The three council members said in their statement Monday that they would continue to work on the issue of early childhood education.

“We acknowledge the need for continued exploration of revenue options, as well as the need to build a broader consensus among community stakeholders about the pathway forward,” the three councilwoman said in the statement. “How best to provide and ensure quality early childhood education, especially for our most vulnerable children, is one of the most important policy discussions that our region and state can have.”

The council members went on to say, “Moving forward, we are eager to continue to collaborate with community members on this issue and with other elected officials across the region and state.

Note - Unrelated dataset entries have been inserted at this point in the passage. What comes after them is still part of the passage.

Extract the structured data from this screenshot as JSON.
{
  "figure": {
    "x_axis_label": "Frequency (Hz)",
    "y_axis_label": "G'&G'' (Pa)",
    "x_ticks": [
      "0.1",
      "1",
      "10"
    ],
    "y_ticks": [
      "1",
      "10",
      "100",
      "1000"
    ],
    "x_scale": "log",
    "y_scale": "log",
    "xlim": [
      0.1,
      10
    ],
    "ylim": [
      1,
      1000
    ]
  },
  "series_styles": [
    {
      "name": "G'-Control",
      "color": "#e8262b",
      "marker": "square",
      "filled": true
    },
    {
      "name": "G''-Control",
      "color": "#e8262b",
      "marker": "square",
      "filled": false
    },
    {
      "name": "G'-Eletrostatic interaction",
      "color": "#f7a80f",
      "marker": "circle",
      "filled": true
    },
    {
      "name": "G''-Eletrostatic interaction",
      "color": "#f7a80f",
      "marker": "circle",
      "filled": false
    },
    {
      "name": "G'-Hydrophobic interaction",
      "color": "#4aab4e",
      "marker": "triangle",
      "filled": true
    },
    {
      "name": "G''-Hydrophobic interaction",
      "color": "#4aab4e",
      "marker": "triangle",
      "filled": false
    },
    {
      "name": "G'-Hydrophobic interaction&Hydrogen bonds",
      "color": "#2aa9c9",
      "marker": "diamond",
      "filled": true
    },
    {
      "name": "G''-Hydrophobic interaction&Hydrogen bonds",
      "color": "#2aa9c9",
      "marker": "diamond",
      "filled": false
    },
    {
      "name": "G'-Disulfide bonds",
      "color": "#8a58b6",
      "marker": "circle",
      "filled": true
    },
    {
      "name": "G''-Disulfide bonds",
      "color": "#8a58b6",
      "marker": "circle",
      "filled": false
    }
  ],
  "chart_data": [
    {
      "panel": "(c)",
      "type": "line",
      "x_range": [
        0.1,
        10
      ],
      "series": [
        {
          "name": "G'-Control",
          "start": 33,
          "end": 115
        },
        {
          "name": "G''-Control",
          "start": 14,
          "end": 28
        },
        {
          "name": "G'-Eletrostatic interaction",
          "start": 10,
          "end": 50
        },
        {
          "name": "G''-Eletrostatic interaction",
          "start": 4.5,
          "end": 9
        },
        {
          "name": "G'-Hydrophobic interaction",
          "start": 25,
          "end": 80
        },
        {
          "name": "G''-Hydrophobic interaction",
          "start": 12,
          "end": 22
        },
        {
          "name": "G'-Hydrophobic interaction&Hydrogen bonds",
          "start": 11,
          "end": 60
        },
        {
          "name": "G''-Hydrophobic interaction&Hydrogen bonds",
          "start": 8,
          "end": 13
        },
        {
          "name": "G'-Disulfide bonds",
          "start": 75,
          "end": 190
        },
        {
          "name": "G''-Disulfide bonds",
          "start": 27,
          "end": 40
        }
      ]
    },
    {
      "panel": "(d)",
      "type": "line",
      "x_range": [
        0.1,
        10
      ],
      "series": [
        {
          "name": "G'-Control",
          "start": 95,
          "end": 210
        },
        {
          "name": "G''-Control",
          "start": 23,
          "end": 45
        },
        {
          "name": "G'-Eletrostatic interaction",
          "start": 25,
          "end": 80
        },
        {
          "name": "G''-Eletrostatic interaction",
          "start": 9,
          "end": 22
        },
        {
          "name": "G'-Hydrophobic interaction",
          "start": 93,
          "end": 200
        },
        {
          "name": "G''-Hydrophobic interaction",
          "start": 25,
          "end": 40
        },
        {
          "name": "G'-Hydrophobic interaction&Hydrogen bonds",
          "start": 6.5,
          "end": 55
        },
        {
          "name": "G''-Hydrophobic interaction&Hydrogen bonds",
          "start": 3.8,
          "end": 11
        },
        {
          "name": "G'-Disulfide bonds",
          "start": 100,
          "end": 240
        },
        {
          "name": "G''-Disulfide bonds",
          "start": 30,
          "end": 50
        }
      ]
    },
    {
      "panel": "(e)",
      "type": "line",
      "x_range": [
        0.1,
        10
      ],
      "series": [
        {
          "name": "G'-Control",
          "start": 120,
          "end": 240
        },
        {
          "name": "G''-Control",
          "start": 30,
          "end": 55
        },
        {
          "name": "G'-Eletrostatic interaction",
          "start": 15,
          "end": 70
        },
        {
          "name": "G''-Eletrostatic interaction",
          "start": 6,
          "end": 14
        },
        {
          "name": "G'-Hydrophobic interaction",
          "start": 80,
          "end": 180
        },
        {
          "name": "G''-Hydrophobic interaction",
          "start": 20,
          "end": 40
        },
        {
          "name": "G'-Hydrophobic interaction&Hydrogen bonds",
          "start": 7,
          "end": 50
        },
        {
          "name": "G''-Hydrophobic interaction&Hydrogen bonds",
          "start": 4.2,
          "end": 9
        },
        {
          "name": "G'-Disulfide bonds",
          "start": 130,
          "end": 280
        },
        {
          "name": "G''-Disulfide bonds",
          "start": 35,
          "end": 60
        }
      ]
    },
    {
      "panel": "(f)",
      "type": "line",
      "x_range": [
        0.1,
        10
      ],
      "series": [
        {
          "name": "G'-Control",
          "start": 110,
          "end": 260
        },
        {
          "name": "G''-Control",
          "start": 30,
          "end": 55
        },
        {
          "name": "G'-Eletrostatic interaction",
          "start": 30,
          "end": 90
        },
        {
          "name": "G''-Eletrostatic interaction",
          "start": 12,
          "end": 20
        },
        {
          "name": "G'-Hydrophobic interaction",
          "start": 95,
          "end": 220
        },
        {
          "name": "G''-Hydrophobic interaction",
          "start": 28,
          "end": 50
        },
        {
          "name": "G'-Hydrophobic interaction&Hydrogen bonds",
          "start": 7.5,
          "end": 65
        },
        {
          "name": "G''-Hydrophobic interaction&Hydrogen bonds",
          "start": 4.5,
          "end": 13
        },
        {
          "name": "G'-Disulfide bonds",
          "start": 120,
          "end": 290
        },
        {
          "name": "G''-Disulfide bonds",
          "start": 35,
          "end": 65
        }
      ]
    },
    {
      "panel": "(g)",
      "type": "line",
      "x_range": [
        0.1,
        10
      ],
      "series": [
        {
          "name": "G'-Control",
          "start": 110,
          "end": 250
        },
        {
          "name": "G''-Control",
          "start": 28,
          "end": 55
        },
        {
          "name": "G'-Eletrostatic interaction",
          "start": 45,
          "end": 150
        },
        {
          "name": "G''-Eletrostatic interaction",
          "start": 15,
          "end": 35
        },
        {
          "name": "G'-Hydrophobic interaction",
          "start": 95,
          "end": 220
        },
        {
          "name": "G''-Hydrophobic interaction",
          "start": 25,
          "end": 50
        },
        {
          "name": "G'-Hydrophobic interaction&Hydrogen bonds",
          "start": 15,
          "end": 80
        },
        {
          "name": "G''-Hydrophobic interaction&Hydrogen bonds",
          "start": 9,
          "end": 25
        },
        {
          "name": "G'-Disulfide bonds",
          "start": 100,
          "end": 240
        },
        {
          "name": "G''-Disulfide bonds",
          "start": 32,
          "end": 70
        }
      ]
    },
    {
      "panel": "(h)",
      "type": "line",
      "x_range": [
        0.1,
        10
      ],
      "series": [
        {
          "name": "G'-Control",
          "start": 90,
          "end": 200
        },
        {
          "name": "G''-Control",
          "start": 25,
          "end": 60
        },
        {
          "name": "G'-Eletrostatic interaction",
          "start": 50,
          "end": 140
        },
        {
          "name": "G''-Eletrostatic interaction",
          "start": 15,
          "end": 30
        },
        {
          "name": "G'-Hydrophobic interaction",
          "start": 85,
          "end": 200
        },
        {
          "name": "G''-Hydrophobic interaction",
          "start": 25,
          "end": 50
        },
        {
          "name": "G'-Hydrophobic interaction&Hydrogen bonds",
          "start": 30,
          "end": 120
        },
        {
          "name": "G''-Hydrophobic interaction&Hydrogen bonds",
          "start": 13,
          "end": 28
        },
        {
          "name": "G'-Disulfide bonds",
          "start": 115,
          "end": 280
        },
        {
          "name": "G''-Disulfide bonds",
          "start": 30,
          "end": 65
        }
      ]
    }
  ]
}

This is a common-sense economic development issue, as well as a moral one, for all of Missouri. The well-being of children and families will always be a priority for us.”

To several state legislators who had weighed in on the debate about the early-childhood education tax, Clancy and Dunaway wrote letters saying they had dropped the bill but inviting the state legislators to open a conversation statewide about funding early-childhood education.

“This is an economic development issue, and a moral one,” Clancy and Dunaway wrote. “While we will continue to work on this issue locally, families and childcare providers across our state desperately need your leadership in Jefferson City.”